Supplying some crunch was crushed peanuts, cucumber and shredded carrots.

Shrimp, beef and spring roll bun. Bill Kaufmann / Postmedia

This was a lot of food and became part of a considerable take-out haul that would be lunch enough for all of us the next day.

I dipped my chopsticks and porcelain spoon into a selection I hadn’t seen before — the big stick noodle soup with sliced pork ($13.95).

Big stick noodle soup. Bill Kaufmann / Postmedia

This sported a gently flavoured pork broth fringed with romaine lettuce that took on the accents of its fresh basil, deep-fried onions and other veggies.
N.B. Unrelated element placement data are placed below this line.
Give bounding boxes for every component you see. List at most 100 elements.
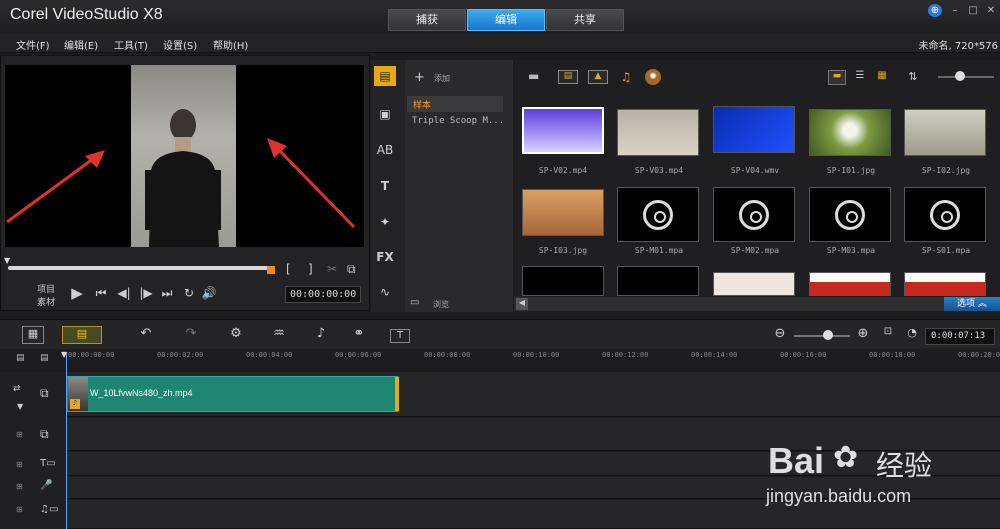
storyboard-view-icon[interactable]: ▦ <box>22 326 44 344</box>
timeline-timecode[interactable]: 0:00:07:13 <box>925 328 995 345</box>
media-icon[interactable]: ▤ <box>374 66 396 86</box>
thumb-sp-v04[interactable] <box>713 106 795 153</box>
timeline-ruler[interactable] <box>0 349 1000 370</box>
scroll-left-icon[interactable]: ◀ <box>516 298 528 310</box>
thumb-sp-m02[interactable] <box>713 187 795 242</box>
redo-icon[interactable]: ↷ <box>179 326 203 341</box>
menu-help[interactable]: 帮助(H) <box>213 37 248 52</box>
library-hscroll[interactable] <box>514 297 944 311</box>
auto-music-icon[interactable]: ♪ <box>309 326 333 341</box>
globe-icon[interactable]: ⊕ <box>928 4 942 17</box>
playhead-handle[interactable]: ▼ <box>61 350 67 359</box>
project-mode-label[interactable]: 项目 <box>37 282 55 295</box>
menu-settings[interactable]: 设置(S) <box>163 37 197 52</box>
transition-icon[interactable]: AB <box>374 140 396 160</box>
options-button[interactable]: 选项 ︽ <box>944 297 1000 311</box>
thumb-row3-5[interactable] <box>904 272 986 296</box>
thumb-row3-1[interactable] <box>522 266 604 296</box>
chapter-icon[interactable]: ▤ <box>40 353 49 363</box>
thumb-sp-v02[interactable] <box>522 107 604 154</box>
copy-icon[interactable]: ⧉ <box>347 262 356 277</box>
ripple-dropdown-icon[interactable]: ▼ <box>17 402 23 411</box>
clip-audio-icon: ♪ <box>70 399 80 409</box>
fit-project-icon[interactable]: ⊡ <box>876 326 900 337</box>
motion-tracking-icon[interactable]: ⚭ <box>347 326 371 341</box>
list-view-icon[interactable]: ▬ <box>828 70 846 85</box>
thumb-sp-m01[interactable] <box>617 187 699 242</box>
path-icon[interactable]: ∿ <box>374 282 396 302</box>
thumb-row3-3[interactable] <box>713 272 795 296</box>
play-icon[interactable]: ▶ <box>68 284 86 302</box>
thumb-row3-4[interactable] <box>809 272 891 296</box>
add-icon[interactable]: + <box>414 70 425 85</box>
mark-in-handle[interactable]: ▼ <box>4 256 14 265</box>
sound-mixer-icon[interactable]: ♒ <box>267 326 291 341</box>
thumb-sp-v03[interactable] <box>617 109 699 156</box>
track-manager-icon[interactable]: ▤ <box>16 353 25 363</box>
zoom-slider[interactable] <box>794 335 850 337</box>
browse-icon[interactable]: ▭ <box>410 297 419 308</box>
mark-out-icon[interactable]: ] <box>308 262 313 276</box>
tab-share[interactable]: 共享 <box>546 9 624 31</box>
thumb-sp-i03[interactable] <box>522 189 604 236</box>
split-icon[interactable]: ✂ <box>327 262 337 276</box>
thumb-sp-m03[interactable] <box>809 187 891 242</box>
go-start-icon[interactable]: ⏮ <box>92 286 110 301</box>
volume-icon[interactable]: 🔊 <box>200 286 218 300</box>
show-photo-icon[interactable]: ▲ <box>588 70 608 84</box>
minimize-icon[interactable]: – <box>948 4 962 17</box>
go-end-icon[interactable]: ⏭ <box>158 286 176 301</box>
undo-icon[interactable]: ↶ <box>134 326 158 341</box>
folder-sample[interactable]: 样本 <box>407 96 503 112</box>
thumb-size-slider[interactable] <box>938 76 994 78</box>
triple-scoop-icon[interactable]: ✺ <box>645 69 661 85</box>
ripple-edit-icon[interactable]: ⇄ <box>13 384 21 394</box>
add-label[interactable]: 添加 <box>434 73 450 84</box>
thumb-sp-i02[interactable] <box>904 109 986 156</box>
show-video-icon[interactable]: ▤ <box>558 70 578 84</box>
subtitle-editor-icon[interactable]: T <box>390 329 410 343</box>
playhead[interactable] <box>66 352 67 529</box>
detail-view-icon[interactable]: ☰ <box>852 70 868 85</box>
mark-in-icon[interactable]: [ <box>286 262 291 276</box>
record-capture-icon[interactable]: ⚙ <box>224 326 248 341</box>
show-audio-icon[interactable]: ♫ <box>616 70 636 84</box>
scrubber-bar[interactable] <box>8 266 272 270</box>
trim-end-marker[interactable] <box>267 266 275 274</box>
clip-end-handle[interactable] <box>395 377 399 411</box>
menu-file[interactable]: 文件(F) <box>16 37 50 52</box>
browse-label[interactable]: 浏览 <box>433 299 449 310</box>
menu-tools[interactable]: 工具(T) <box>114 37 148 52</box>
tab-capture[interactable]: 捕获 <box>388 9 466 31</box>
close-icon[interactable]: ✕ <box>984 4 998 17</box>
prev-frame-icon[interactable]: ◀| <box>115 286 133 300</box>
thumb-view-icon[interactable]: ▦ <box>874 70 890 85</box>
title-icon[interactable]: T <box>374 176 396 196</box>
sort-icon[interactable]: ⇅ <box>905 70 921 86</box>
lock-icon[interactable]: ⊞ <box>16 430 23 439</box>
clip-mode-label[interactable]: 素材 <box>37 295 55 308</box>
lock-icon[interactable]: ⊞ <box>16 505 23 514</box>
thumb-sp-i01[interactable] <box>809 109 891 156</box>
repeat-icon[interactable]: ↻ <box>180 286 198 300</box>
folder-open-icon[interactable]: ▬ <box>528 69 539 83</box>
instant-project-icon[interactable]: ▣ <box>374 104 396 124</box>
duration-icon[interactable]: ◔ <box>900 326 924 339</box>
thumb-sp-s01[interactable] <box>904 187 986 242</box>
timeline-view-icon[interactable]: ▤ <box>62 326 102 344</box>
filter-icon[interactable]: FX <box>374 247 396 267</box>
zoom-in-icon[interactable]: ⊕ <box>851 326 875 341</box>
folder-triple-scoop[interactable]: Triple Scoop M... <box>412 116 504 126</box>
thumb-size-knob[interactable] <box>955 71 965 81</box>
player-timecode[interactable]: 00:00:00:00 <box>285 286 361 303</box>
zoom-knob[interactable] <box>823 330 833 340</box>
maximize-icon[interactable]: □ <box>966 4 980 17</box>
tab-edit[interactable]: 编辑 <box>467 9 545 31</box>
menu-edit[interactable]: 编辑(E) <box>64 37 98 52</box>
graphic-icon[interactable]: ✦ <box>374 212 396 232</box>
lock-icon[interactable]: ⊞ <box>16 460 23 469</box>
thumb-row3-2[interactable] <box>617 266 699 296</box>
next-frame-icon[interactable]: |▶ <box>137 286 155 300</box>
zoom-out-icon[interactable]: ⊖ <box>768 326 792 341</box>
lock-icon[interactable]: ⊞ <box>16 482 23 491</box>
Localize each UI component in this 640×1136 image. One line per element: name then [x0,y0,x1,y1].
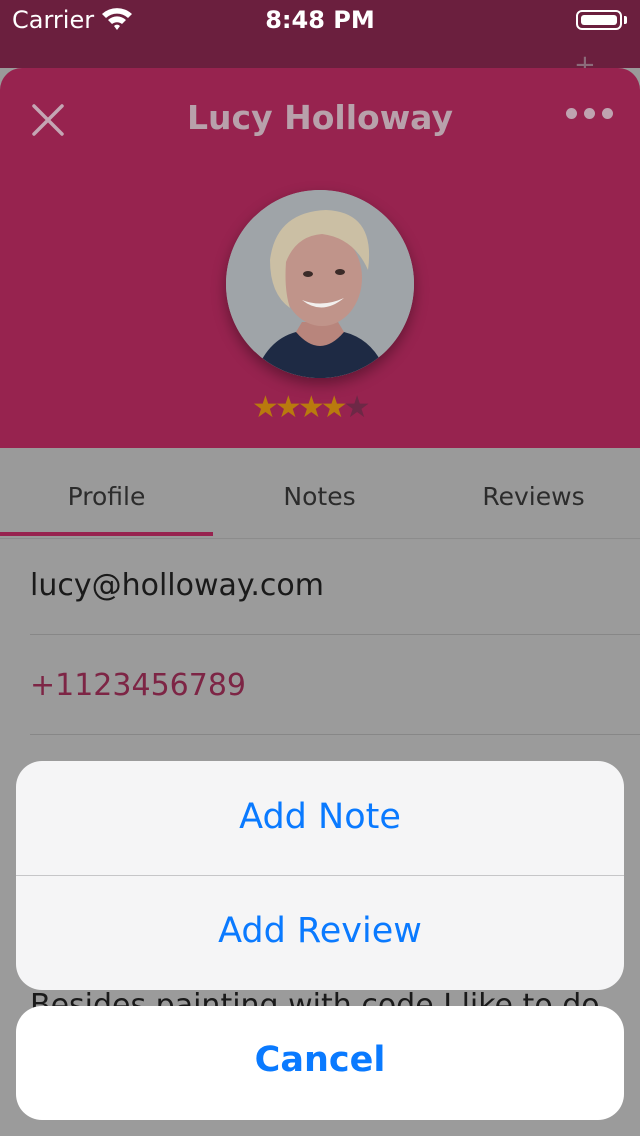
battery-cap [624,16,627,24]
avatar [226,190,414,378]
more-options-button[interactable] [562,104,613,124]
star-empty-icon: ★ [343,390,371,425]
add-note-button[interactable]: Add Note [16,797,624,837]
tab-reviews[interactable]: Reviews [427,482,640,511]
battery-icon [576,10,622,30]
rating-stars: ★★★★★ [252,390,371,425]
action-sheet: Add Note Add Review [16,761,624,990]
star-icon: ★ [252,390,279,425]
page-title: Lucy Holloway [187,98,453,137]
email-field[interactable]: lucy@holloway.com [30,568,640,603]
tab-profile[interactable]: Profile [0,482,213,511]
active-tab-indicator [0,532,213,536]
divider [0,538,640,539]
phone-link[interactable]: +1123456789 [30,668,640,703]
cancel-label: Cancel [254,1040,386,1080]
more-icon [566,108,577,119]
tab-notes[interactable]: Notes [213,482,426,511]
divider [30,734,640,735]
status-bar: Carrier 8:48 PM + [0,0,640,78]
profile-header: Lucy Holloway ★★★★★ [0,68,640,448]
tab-bar: Profile Notes Reviews [0,448,640,540]
divider [16,875,624,876]
cancel-button[interactable]: Cancel [16,1006,624,1120]
divider [30,634,640,635]
add-review-button[interactable]: Add Review [16,911,624,951]
clock: 8:48 PM [265,6,375,34]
Thin slices of pork floated on the broth and I dredged up little bits of ground chicken hiding among its slippery thick rice noodles.

We’d have been negligent if we didn’t sample our favourite of the phos — the spicy satay ($11.50).

Pho Van’s version eschews peanuts but has the spicy zest and generous portions of beef we crave.

But its broth doesn’t have the rich texture and substance that we find in our favourite satay pho.

All in all, Pho Van was a flavourful and friendly encounter that made facing the Arctic vortex a tad less daunting.

 

Three-and-a-half stars (out of five)

Vietnamese cuisine

PRICE: entrees around $14

LICENSED: yes

DRESS: casual

HOURS: 10:30 a.m.-9 p.m. Sun.-Thurs.; 10:30 a.m.-10 p.m. Fri.-Sat.